‘You’re kind of remote this morning. I’m not sure what I was expecting.’ But it wasn’t this level of awkwardness. ‘Hugs?’ She was rewarded with a blank stare, but soldiered on regardless. Last night she’d asked for what she wanted and received it. The strategy bore repeating. ‘Kisses?’

His gaze dropped to her fingers, her wedding-ring finger in particular, and he frowned.

Oh. The ring. Right. ‘It’s not as if I’m suddenly expecting our engagement to become real,’ she sought to assure him. ‘We still have a plan to end it, and I know it’s not real and there’ll come a time when...oh!’ Man, she was so stupid. ‘Last night at the gallery when we argued in public... Do you want to use it to set the scene for our break-up? Because that makes sense.’ Of course it did. And here she was, begging for good-morning kisses.

The melon on her plate lost all appeal, nothing but slimy squares of food she doubted she’d be able to swallow. ‘When do you want to do it? Today?’ She reached for the engagement ring on her finger. Why was she even wearing it when she wasn’t in public? It hadn’t been genuinely given. Judah definitely didn’t want to spend the rest of his days with her—he could barely manage a weekend. One night had been enough for him. A night out of time. No repeats. ‘I’m sorry.’ It wouldn’t come off.

‘Bridie—’

‘It does come off, bear with. I don’t want to damage it.’ Her clammy hands and fumbling fingers weren’t co-operating.

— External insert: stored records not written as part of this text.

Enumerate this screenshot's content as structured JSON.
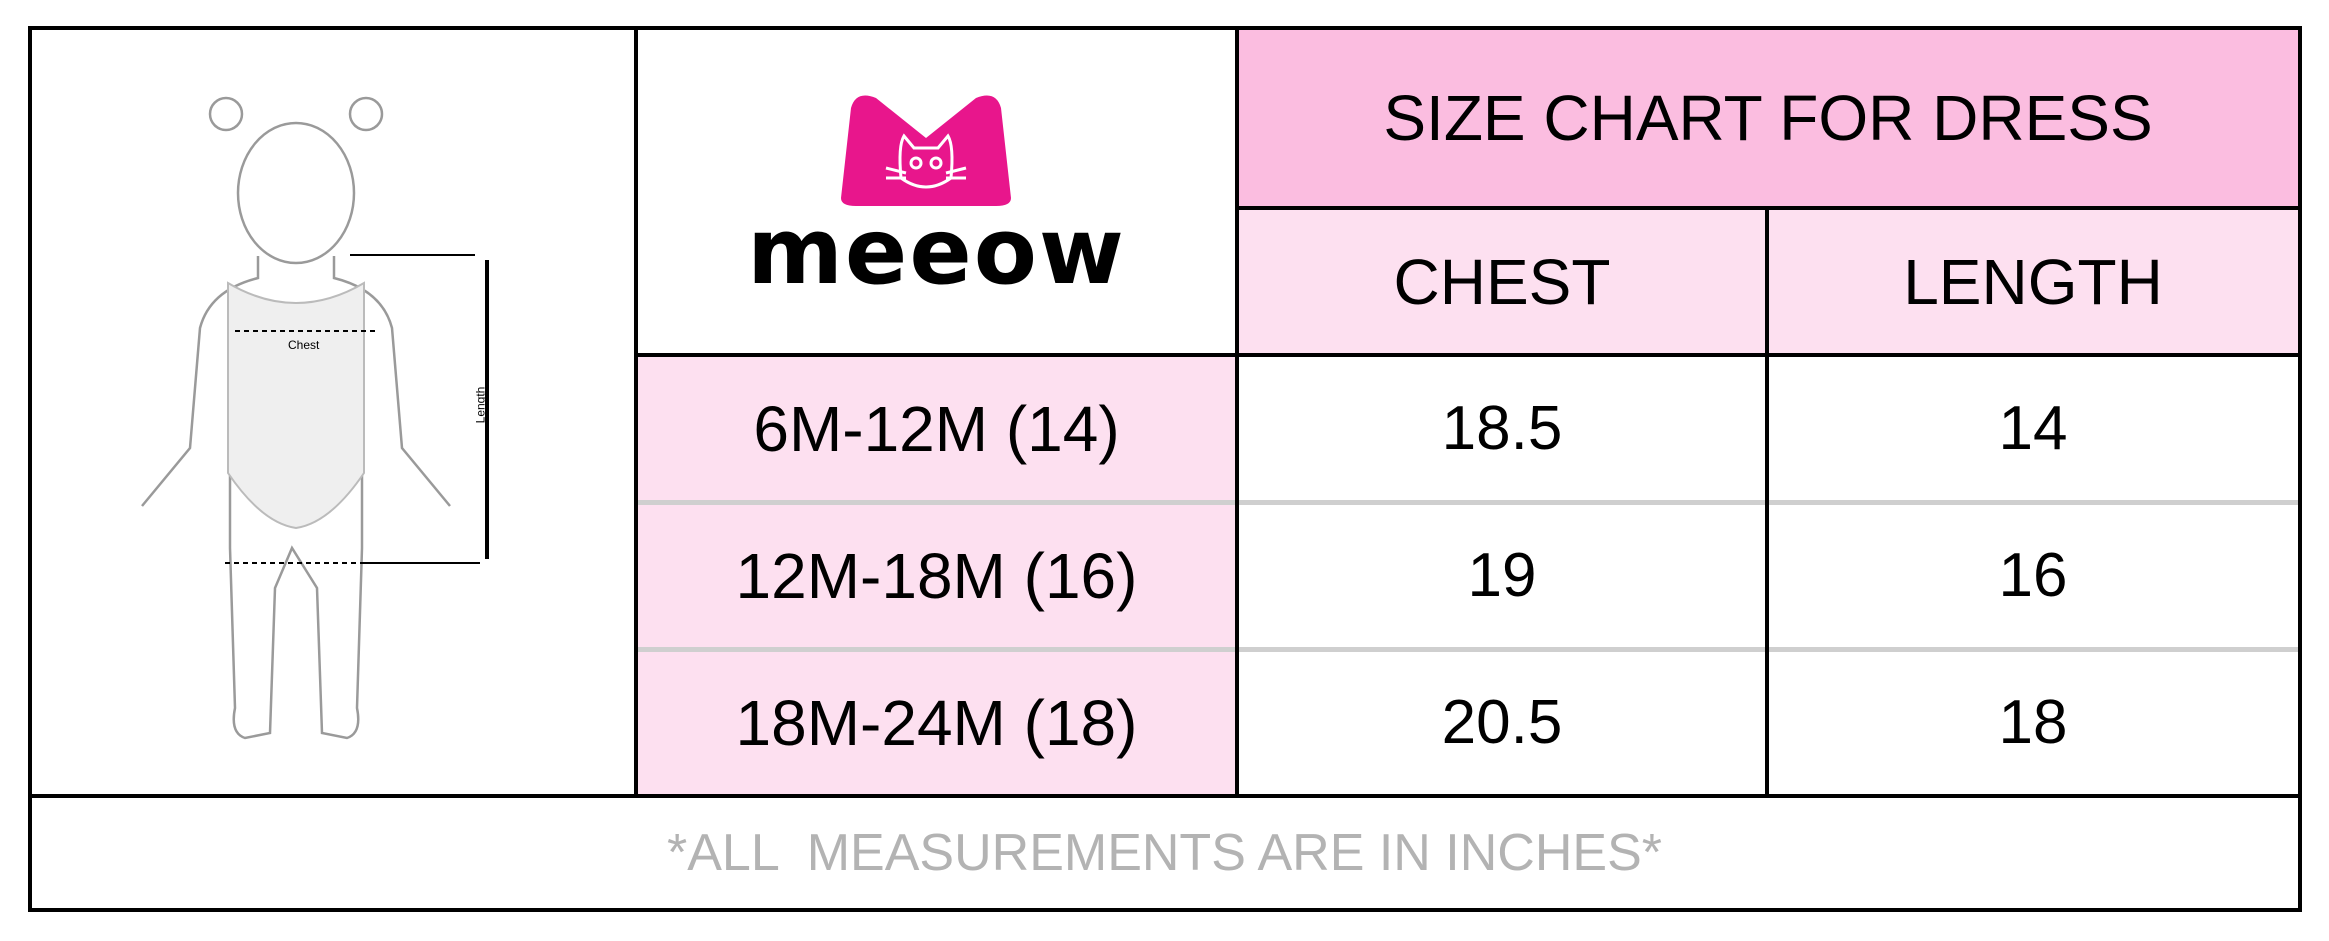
{
  "brand": {
    "name": "meeow",
    "accent_color": "#e8168c"
  },
  "illustration": {
    "chest_label": "Chest",
    "length_label": "Length"
  },
  "chart": {
    "title": "SIZE CHART FOR DRESS",
    "columns": [
      "CHEST",
      "LENGTH"
    ],
    "rows": [
      {
        "size": "6M-12M (14)",
        "chest": "18.5",
        "length": "14"
      },
      {
        "size": "12M-18M (16)",
        "chest": "19",
        "length": "16"
      },
      {
        "size": "18M-24M (18)",
        "chest": "20.5",
        "length": "18"
      }
    ],
    "footnote": "*ALL  MEASUREMENTS ARE IN INCHES*"
  },
  "colors": {
    "title_bg": "#fbbde0",
    "header_bg": "#fde0f0",
    "size_bg": "#fde0f0",
    "row_divider": "#cfcfcf"
  }
}
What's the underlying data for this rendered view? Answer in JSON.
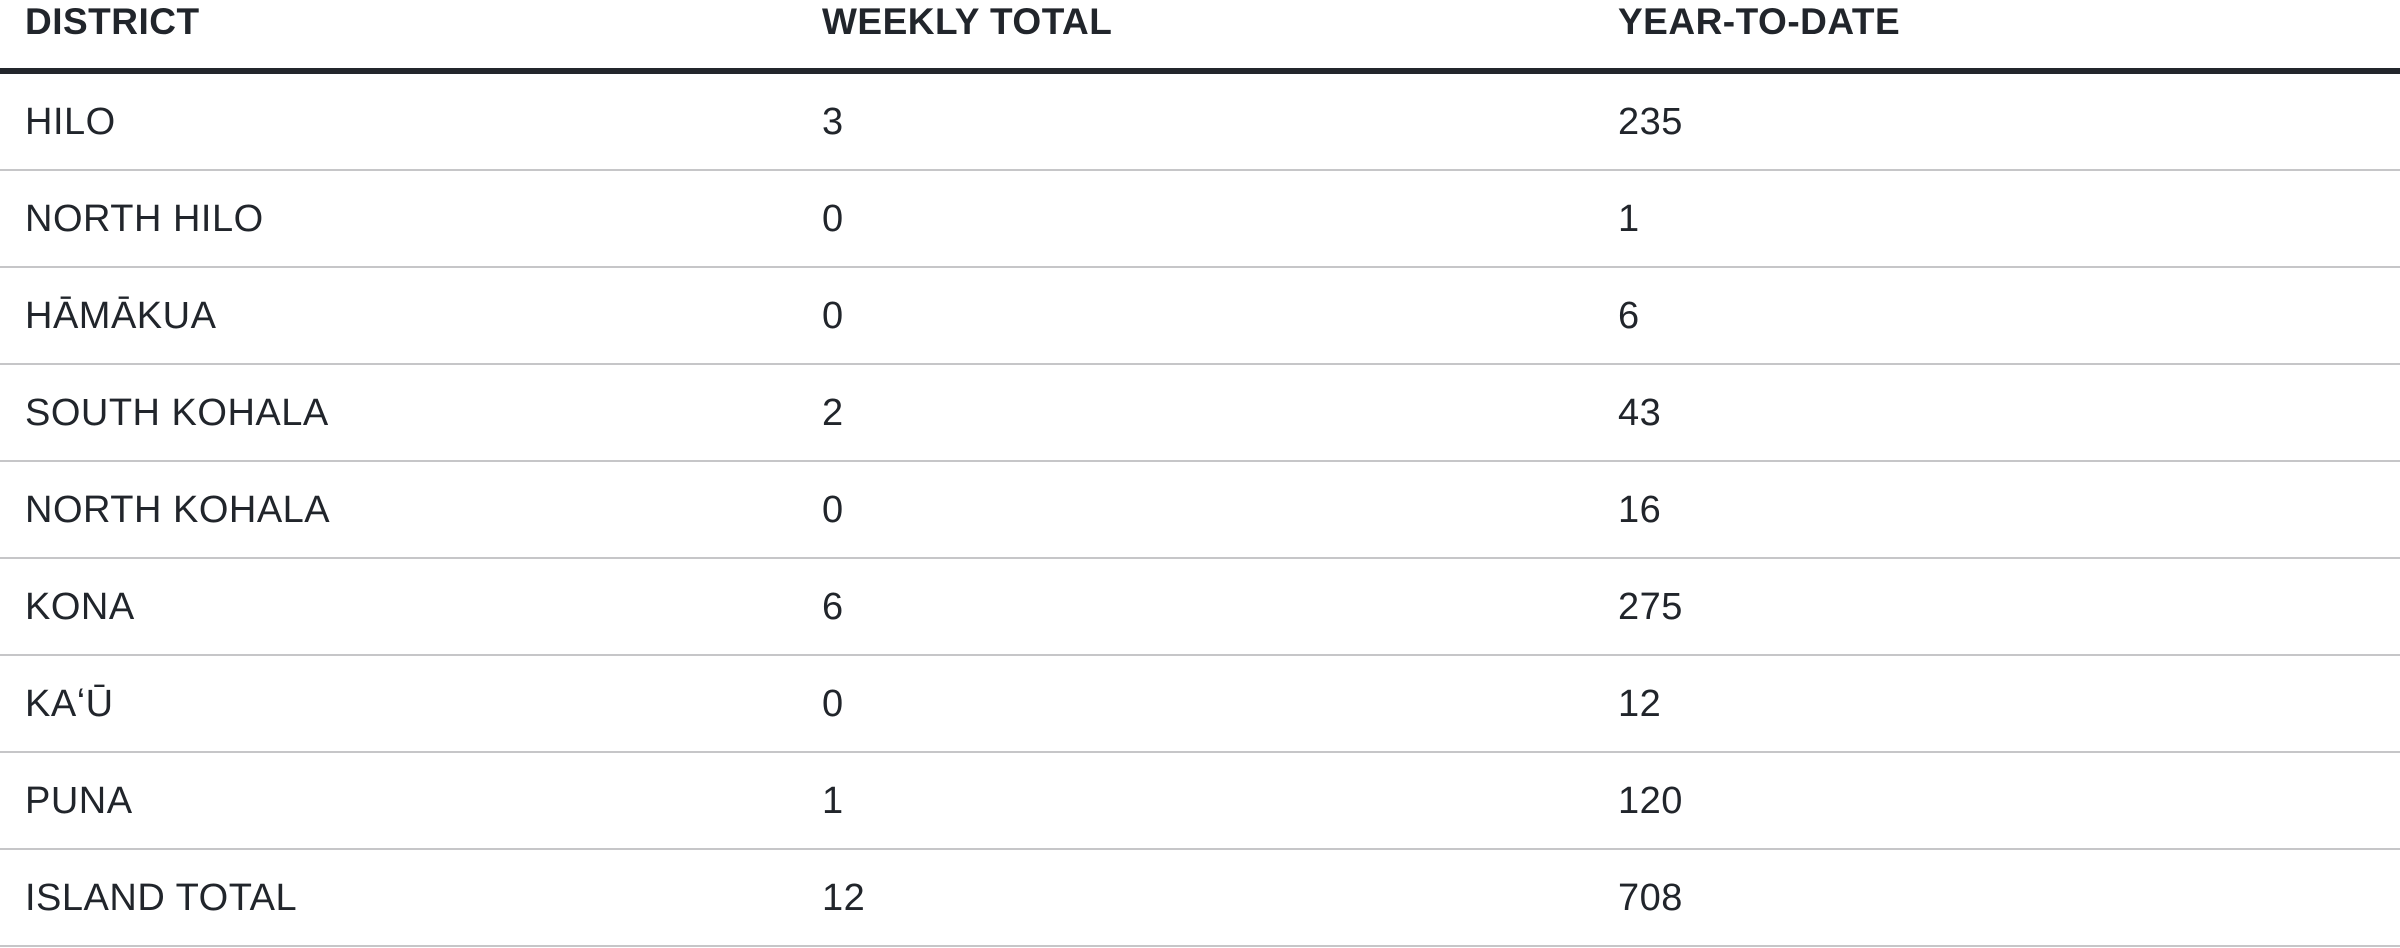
{
  "table": {
    "columns": [
      {
        "key": "district",
        "label": "DISTRICT"
      },
      {
        "key": "weekly_total",
        "label": "WEEKLY TOTAL"
      },
      {
        "key": "year_to_date",
        "label": "YEAR-TO-DATE"
      }
    ],
    "rows": [
      {
        "district": "HILO",
        "weekly_total": "3",
        "year_to_date": "235"
      },
      {
        "district": "NORTH HILO",
        "weekly_total": "0",
        "year_to_date": "1"
      },
      {
        "district": "HĀMĀKUA",
        "weekly_total": "0",
        "year_to_date": "6"
      },
      {
        "district": "SOUTH KOHALA",
        "weekly_total": "2",
        "year_to_date": "43"
      },
      {
        "district": "NORTH KOHALA",
        "weekly_total": "0",
        "year_to_date": "16"
      },
      {
        "district": "KONA",
        "weekly_total": "6",
        "year_to_date": "275"
      },
      {
        "district": "KAʻŪ",
        "weekly_total": "0",
        "year_to_date": "12"
      },
      {
        "district": "PUNA",
        "weekly_total": "1",
        "year_to_date": "120"
      },
      {
        "district": "ISLAND TOTAL",
        "weekly_total": "12",
        "year_to_date": "708"
      }
    ]
  },
  "colors": {
    "text": "#21252b",
    "header_border": "#23262c",
    "row_border": "#c6c6c8",
    "background": "#ffffff"
  },
  "chart_data": {
    "type": "table",
    "title": "",
    "columns": [
      "DISTRICT",
      "WEEKLY TOTAL",
      "YEAR-TO-DATE"
    ],
    "rows": [
      [
        "HILO",
        3,
        235
      ],
      [
        "NORTH HILO",
        0,
        1
      ],
      [
        "HĀMĀKUA",
        0,
        6
      ],
      [
        "SOUTH KOHALA",
        2,
        43
      ],
      [
        "NORTH KOHALA",
        0,
        16
      ],
      [
        "KONA",
        6,
        275
      ],
      [
        "KAʻŪ",
        0,
        12
      ],
      [
        "PUNA",
        1,
        120
      ],
      [
        "ISLAND TOTAL",
        12,
        708
      ]
    ]
  }
}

‘Bridie.’ She’d given him the perfect excuse to pull back, so why did he reach out to cover her hands and stop her from removing his ring? Why did her panic soothe him? Make him feel even more tuned into her than he had been last night? Did he feel better for knowing she was even more vulnerable than him? What kind of person did that make him?

The way out of this crazy engagement was right there in front of him. He had his land back and had paid Bridie fair market price for it. The Conrad place was his. He’d been there for her when she’d launched her new career. He’d made a mistake and had done his best to limit the fallout for them both. He could end this farce of an engagement here and now and finish this. Minimise the damage he was doing to her. So, why didn’t he just let her take the ring off and give it back to him?

It wasn’t chivalry that made him reach out and close his hand over hers. He just wanted that ring to stay right where it was. ‘Stop,’ he ordered gently. ‘Let’s not do that today. We’ll get around to it eventually, and when we do we’ll be ready with press statements, business goals in place and a story about how we make much better business partners than lovers.’

She stilled and searched his face as if testing his sincerity, so he gave it to her and to hell with the consequences.

‘As for last night...’ She bit her lip and let him continue. ‘I didn’t do right by you last night.’

‘By all means, make it up to me.’

Her enthusiasm was so good for his ego. ‘I intend to. What kind of jewellery do you like?’

‘Are you going to buy your way out of a hole every time you think you don’t measure up?’

Was that what he was doing? ‘It’s an option.’

‘No, it’s not.’ She seemed adamant. ‘Not with me. If you want to put last night behind us and never do it again, just say so. I’m tough. I can take it.’

So not tough. He remained terrified he would do something wrong by accident and break her. ‘I do want to continue having sex with you. That’s a given. But I’m also expecting you to give up on me eventually, and I don’t blame you. Until then have at me.’

She sat back, eyes narrowed. What had he done now? No split-second decision-making here—he was thinking hard about how a relationship between them would eventually play out.

‘No hard feelings,’ he added.

‘That’s not the point, Judah. The point is to have all the feelings! You walked out here this morning and you’ve shut all yours back down!’

‘Not all of them.’ Frustration was riding him pretty hard at the moment. ‘If you want an open, fun-loving guy who’s in touch with his emotions, that’s not me. It might never be me. This is the real me. Take a good long look.’

Who could blame her if she walked away?

She pulled her hand out from beneath his and aimed a smile at him that missed by a mile. ‘You’re such an ass. And if you think I’m ever going to give up on you, you don’t know me. Lovers or not.’

They glared at one another across the table. Bridie was the first to break. ‘I’m going button shopping.’

Buttons. This whole conversation had started with buttons. It was enough to make a zip man out of him. ‘Let’s meet for lunch. Fresh seafood. Outdoors.’

She stood. ‘Is it a date or am I back to being your neighbour and fake fiancée again?’

‘It’s a date.’

‘Good.’

She was almost to her bedroom door. ‘Bridie—’

Make that through the bedroom door and out of sight. ‘The sex was good. Better than good.’ He’d damn near torn his hands from his wrists with the force of his ecstasy, and practically passed out afterwards. ‘Thank you for putting up with me. For keeping us safe.’